Since 2018, deviating from past NASCAR events at Charlotte, the race will utilize a road course configuration of Charlotte Motor Speedway, promoted and trademarked as the "Roval". The course is 2.28 mi in length and features 17 turns, utilizing the infield road course and portions of the oval track. The race will be contested over a scheduled distance of 109 laps, 400 km.

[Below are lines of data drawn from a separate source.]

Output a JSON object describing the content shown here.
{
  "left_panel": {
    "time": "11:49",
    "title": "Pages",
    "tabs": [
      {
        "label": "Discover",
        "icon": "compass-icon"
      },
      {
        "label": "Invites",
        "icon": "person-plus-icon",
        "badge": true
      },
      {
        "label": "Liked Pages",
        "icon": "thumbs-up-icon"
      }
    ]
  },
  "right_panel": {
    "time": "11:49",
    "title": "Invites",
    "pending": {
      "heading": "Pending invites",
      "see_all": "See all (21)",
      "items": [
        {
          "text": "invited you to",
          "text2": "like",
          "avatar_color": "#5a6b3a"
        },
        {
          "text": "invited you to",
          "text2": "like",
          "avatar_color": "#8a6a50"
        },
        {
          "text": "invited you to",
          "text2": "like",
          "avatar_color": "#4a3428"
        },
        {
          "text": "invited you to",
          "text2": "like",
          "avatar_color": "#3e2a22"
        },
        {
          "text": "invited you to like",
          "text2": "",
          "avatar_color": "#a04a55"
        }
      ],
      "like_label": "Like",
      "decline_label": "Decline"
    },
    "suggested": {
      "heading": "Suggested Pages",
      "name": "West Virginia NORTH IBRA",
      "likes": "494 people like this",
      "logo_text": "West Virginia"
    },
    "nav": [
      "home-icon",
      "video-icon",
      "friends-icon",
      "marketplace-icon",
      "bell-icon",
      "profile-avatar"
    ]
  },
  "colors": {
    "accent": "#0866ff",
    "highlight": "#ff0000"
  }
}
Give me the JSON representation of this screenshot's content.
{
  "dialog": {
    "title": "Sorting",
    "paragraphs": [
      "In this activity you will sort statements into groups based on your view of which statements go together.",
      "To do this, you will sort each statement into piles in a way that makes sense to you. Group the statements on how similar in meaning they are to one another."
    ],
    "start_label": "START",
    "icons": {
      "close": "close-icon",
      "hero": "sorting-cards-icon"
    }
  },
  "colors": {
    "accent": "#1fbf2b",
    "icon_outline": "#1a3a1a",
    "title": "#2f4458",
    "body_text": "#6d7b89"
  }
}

During July 2018 tests on the road course, concerns were raised over drivers "cheating" the backstretch chicane on the course. The chicanes were modified with additional tire barriers and rumble strips in order to encourage drivers to properly drive through them, and NASCAR will enforce drive-through penalties on drivers who illegally "short-cut" parts of the course. The chicanes will not be used during restarts. In the summer of 2019, the bus stop on the backstretch was changed and deepened, becoming a permanent part of the circuit, compared to the previous year where it was improvised.

If a driver fails to legally make the backstretch bus stop, the driver must skip the frontstretch chicane and make a complete stop by the dotted line on the exit before being allowed to continue. A driver who misses the frontstretch chicane must stop before the exit.

On May 26, 2024, it was announced that the Charlotte Roval would get a redesign, featuring an updated infield road course which includes an extension of the straightaway after turn 5, a new turn 6, and a sharper hairpin for turn 7, in addition the apex for turn 16 on the final chicane was made tighter.

====Entry list====
- (R) denotes rookie driver.
- (P) denotes playoff driver.
- (i) denotes driver who is ineligible for series driver points.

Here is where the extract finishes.